Once Frank, while learning the trade, had let slip a sharp steel tool,
which flying toward Rena had grazed
her arm and sent the red blood coursing along the white flesh and soaking
the muslin sleeve. He had rolled up the sleeve and stanched the blood
and dried her tears. For a long time thereafter her mother kept her away
from the shop and was very cold to Frank. One day the little girl wandered
down to the bank of the old canal. It had been raining for several days,
and the water was quite deep in the channel. The child slipped and fell
into the stream. From the open window of the cooper shop Frank heard a
scream. He ran down to the canal and pulled her out, and carried her all
wet and dripping to the house. From that time he had been restored to
favor. He had watched the girl grow up to womanhood in the years following
the war, and had been sorry when she became too old to play about the
shop.
He
never spoke to her of love, -- indeed, he never thought of his passion
in such a light. There would have been no legal barrier to their union;
there would have been no frightful menace to white supremacy in the marriage
of the negro and the octoroon: the drop of dark blood bridged the chasm.

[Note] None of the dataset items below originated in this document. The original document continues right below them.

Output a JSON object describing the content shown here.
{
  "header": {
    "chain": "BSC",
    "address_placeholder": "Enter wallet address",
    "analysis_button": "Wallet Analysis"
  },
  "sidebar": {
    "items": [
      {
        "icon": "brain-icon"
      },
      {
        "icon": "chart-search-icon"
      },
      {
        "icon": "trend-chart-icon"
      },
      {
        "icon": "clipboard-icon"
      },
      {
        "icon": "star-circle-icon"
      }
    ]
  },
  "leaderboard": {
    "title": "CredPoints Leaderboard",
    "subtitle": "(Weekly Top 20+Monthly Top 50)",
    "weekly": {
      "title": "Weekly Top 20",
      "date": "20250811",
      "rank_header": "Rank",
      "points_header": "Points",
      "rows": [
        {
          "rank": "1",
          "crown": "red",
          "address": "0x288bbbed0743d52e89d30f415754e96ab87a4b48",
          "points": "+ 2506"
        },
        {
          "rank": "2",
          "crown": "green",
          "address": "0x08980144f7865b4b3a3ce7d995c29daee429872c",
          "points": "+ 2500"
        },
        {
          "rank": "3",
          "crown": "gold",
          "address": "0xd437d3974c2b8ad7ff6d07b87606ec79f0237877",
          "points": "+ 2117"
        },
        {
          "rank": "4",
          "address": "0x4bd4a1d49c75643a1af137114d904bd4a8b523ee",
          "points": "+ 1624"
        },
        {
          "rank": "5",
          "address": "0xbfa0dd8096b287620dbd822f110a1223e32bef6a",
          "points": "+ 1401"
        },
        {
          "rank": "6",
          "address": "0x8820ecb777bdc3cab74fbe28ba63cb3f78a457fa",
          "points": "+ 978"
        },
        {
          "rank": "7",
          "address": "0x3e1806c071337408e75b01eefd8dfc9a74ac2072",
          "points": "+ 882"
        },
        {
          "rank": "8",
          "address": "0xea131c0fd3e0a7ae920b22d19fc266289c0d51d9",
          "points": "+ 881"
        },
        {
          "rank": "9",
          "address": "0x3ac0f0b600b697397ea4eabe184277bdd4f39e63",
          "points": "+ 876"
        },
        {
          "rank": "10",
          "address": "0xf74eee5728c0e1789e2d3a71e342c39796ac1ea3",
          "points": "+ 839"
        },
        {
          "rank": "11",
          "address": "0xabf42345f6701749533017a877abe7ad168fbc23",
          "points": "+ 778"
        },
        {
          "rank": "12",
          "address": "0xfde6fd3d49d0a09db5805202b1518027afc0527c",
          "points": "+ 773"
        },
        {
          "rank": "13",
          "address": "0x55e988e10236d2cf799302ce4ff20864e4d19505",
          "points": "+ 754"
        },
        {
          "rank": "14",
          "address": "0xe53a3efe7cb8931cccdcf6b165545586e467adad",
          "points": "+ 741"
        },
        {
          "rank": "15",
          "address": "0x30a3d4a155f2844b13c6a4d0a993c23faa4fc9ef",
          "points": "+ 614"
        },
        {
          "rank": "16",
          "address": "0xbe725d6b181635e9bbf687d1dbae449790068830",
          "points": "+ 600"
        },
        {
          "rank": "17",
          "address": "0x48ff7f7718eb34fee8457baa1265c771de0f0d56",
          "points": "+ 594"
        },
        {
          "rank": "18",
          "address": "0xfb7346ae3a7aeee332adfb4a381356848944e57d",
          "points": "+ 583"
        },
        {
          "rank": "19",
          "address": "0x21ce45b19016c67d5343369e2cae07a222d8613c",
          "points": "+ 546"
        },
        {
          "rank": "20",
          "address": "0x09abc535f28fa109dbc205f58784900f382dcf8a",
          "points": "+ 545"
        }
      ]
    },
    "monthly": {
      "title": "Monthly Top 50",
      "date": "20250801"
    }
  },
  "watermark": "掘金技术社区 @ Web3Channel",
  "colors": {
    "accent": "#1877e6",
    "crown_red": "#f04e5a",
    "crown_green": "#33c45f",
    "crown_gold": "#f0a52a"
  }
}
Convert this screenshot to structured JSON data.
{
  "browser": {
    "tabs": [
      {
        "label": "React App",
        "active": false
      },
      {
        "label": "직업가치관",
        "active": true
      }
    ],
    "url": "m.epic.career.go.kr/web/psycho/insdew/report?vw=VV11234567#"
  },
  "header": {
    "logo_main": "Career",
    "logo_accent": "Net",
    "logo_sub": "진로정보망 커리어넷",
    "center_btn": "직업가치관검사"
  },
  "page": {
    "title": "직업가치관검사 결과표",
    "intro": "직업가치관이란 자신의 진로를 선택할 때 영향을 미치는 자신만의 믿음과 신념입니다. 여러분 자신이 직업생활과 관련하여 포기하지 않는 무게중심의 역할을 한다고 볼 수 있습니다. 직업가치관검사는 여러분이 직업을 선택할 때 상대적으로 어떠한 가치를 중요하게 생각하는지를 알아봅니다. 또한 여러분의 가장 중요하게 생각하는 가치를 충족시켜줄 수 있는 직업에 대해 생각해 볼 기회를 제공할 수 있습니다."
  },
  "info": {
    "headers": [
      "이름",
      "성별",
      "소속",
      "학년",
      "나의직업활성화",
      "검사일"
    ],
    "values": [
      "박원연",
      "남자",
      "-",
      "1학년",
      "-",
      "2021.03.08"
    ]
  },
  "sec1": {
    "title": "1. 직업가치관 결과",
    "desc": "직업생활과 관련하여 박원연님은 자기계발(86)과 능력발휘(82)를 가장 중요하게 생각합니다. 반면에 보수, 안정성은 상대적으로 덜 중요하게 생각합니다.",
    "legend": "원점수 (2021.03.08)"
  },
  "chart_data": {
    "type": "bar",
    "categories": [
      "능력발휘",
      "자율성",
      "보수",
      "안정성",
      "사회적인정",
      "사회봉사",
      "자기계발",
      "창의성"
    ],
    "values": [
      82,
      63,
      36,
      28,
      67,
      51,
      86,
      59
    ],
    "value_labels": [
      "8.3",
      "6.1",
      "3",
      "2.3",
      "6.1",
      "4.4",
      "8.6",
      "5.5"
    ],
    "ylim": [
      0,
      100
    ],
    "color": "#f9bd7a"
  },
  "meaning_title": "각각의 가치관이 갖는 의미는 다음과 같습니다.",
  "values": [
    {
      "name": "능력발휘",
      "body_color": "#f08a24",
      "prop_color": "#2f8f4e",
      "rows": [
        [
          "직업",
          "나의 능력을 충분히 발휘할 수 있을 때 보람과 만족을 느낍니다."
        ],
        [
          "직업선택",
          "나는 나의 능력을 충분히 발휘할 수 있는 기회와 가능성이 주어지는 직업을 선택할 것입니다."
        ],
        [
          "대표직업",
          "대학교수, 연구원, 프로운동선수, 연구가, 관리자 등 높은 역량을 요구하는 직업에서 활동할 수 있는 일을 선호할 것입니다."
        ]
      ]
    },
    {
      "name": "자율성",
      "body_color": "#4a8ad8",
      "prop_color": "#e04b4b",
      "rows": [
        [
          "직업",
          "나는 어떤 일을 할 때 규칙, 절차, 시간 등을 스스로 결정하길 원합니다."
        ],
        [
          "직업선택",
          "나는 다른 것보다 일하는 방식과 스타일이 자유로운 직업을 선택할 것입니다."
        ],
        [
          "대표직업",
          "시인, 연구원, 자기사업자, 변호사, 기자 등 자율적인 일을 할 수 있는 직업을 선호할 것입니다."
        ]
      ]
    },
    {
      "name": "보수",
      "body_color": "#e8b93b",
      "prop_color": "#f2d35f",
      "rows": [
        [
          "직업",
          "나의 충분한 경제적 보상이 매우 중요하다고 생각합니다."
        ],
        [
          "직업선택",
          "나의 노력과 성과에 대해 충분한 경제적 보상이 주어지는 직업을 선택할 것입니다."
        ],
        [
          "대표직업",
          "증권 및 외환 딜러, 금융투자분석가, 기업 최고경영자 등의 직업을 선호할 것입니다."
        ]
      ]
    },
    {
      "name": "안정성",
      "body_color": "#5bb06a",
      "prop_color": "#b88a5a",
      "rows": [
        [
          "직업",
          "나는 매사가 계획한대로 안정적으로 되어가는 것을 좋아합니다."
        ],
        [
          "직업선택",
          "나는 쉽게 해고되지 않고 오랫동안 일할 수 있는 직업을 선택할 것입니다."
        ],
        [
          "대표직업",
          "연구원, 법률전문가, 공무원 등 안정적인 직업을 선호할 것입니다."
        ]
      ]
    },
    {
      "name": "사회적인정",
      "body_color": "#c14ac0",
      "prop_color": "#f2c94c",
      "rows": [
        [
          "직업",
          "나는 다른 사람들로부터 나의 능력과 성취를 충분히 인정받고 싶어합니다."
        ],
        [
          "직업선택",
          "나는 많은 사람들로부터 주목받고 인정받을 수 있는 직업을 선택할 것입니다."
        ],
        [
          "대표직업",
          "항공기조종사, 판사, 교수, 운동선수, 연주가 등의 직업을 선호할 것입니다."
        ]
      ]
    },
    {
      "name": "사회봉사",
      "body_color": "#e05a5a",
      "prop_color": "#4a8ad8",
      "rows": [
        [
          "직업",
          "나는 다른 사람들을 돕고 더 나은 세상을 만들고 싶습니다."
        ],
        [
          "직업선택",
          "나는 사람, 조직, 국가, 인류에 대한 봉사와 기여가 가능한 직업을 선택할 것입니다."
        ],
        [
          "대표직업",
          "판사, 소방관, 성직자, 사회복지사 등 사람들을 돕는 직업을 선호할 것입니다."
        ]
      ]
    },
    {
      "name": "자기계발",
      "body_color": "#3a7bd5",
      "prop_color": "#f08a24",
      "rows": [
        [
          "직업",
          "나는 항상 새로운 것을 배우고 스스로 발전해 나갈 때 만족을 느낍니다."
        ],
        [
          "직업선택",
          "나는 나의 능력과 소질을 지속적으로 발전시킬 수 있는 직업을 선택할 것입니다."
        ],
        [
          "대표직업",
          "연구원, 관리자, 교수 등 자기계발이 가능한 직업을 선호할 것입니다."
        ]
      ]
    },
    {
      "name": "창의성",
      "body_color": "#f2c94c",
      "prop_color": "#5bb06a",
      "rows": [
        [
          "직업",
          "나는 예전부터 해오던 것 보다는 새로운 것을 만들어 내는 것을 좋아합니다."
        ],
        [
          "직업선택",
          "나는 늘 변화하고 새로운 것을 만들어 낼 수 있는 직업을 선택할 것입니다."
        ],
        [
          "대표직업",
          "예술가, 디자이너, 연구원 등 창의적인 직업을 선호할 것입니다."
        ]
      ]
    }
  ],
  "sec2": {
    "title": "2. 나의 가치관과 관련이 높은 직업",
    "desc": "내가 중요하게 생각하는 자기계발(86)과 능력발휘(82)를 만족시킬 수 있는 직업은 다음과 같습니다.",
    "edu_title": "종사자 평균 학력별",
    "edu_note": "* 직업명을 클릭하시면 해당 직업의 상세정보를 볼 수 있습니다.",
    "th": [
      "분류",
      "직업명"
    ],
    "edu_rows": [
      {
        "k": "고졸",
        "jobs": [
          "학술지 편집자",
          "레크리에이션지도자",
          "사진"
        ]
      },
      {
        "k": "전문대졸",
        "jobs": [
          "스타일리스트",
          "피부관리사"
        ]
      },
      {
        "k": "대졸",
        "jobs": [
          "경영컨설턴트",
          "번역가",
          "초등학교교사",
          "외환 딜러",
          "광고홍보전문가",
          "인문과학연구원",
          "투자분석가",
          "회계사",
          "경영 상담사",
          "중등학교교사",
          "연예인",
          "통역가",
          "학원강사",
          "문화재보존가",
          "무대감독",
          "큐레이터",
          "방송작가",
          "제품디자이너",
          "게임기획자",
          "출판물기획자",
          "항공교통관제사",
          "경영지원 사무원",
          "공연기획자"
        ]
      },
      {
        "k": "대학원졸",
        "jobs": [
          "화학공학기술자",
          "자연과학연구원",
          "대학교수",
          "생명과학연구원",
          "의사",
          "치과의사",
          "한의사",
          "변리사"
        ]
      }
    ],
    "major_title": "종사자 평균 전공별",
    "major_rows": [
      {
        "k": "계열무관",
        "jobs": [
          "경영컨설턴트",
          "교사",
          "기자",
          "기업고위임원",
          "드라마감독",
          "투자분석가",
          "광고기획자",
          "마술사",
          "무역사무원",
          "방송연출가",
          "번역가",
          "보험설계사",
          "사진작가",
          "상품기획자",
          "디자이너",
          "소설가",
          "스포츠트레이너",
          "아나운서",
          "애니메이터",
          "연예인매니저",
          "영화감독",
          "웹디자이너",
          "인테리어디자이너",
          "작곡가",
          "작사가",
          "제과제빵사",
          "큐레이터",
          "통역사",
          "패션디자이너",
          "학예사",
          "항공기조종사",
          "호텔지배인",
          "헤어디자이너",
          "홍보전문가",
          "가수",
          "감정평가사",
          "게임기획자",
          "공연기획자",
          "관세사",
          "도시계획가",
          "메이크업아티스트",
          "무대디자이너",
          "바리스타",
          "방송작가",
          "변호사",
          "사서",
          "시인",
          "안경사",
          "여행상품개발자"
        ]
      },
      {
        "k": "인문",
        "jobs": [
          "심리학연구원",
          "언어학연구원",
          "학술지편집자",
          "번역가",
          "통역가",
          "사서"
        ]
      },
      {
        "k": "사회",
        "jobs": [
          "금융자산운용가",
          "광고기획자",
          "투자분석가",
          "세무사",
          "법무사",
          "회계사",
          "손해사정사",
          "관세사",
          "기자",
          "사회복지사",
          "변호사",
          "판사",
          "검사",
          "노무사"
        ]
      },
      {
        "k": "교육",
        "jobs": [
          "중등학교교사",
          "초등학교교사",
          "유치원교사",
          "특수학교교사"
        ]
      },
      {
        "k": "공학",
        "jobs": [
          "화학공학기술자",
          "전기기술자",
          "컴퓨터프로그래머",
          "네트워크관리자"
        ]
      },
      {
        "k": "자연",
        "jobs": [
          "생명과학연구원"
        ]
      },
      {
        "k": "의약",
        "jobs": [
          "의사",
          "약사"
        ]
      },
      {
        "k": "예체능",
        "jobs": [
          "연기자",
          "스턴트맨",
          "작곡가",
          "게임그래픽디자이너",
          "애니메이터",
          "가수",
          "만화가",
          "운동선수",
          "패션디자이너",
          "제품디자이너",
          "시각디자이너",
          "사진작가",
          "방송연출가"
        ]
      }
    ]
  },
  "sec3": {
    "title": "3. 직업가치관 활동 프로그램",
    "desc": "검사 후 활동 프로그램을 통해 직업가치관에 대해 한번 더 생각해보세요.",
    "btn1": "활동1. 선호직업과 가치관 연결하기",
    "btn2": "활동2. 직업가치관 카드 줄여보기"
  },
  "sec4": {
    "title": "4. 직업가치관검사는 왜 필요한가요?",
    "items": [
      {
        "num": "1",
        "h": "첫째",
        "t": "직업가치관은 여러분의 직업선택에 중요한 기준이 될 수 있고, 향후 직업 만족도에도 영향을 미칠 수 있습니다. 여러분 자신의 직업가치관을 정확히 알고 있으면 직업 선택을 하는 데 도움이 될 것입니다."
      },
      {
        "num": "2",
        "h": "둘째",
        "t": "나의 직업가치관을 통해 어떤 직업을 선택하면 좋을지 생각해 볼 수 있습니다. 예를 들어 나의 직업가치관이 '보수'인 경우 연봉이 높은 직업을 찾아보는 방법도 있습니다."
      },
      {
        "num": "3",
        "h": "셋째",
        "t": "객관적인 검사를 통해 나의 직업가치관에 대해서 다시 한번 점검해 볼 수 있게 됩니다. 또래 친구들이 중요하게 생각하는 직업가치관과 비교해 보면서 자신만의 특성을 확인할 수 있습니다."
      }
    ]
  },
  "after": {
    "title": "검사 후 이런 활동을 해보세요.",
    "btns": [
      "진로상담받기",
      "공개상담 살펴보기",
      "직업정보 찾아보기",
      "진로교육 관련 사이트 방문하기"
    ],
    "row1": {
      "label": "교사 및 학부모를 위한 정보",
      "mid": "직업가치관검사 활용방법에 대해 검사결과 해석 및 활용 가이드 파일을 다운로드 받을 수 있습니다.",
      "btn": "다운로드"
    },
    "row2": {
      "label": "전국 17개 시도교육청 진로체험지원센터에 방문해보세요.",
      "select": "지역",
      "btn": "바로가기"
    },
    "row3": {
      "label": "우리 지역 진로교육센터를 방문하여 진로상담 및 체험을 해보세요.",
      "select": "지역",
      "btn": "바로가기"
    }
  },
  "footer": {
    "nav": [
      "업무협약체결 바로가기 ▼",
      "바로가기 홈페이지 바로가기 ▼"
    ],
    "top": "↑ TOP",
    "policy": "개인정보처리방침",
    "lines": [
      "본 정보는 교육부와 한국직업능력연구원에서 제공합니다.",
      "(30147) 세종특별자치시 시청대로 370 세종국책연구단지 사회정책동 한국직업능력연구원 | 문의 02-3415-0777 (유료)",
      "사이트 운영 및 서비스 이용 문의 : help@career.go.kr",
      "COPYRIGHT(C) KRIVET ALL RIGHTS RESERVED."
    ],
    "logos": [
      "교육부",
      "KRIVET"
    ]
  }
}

But Frank knew that she did not love him, and had not hoped that she might.
His was one of those rare souls that can give with small hope of return.
When he had made the scar upon her arm, by the same token she had branded
him her slave forever; when he had saved her from a watery grave, he had
given his life to her. There are depths of fidelity and devotion in
the negro heart that have never been fathomed or fully appreciated. Now
and then in the kindlier phases of slavery these qualities were brightly
conspicuous, and in them, if wisely appealed to, lies the strongest hope
of amity between the two races whose destiny seems bound up together in
the Western world. Even a dumb brute can be won by kindness. Surely it
were worth while to try some other weapon than scorn and contumely and
hard words upon people of our common race, -- the human race, which is
bigger and broader than Celt or Saxon, barbarian or Greek, Jew or Gentile,
black or white; for we are all children of a common Father, forget it
as we may, and each one of us is in some measure his brother's keeper.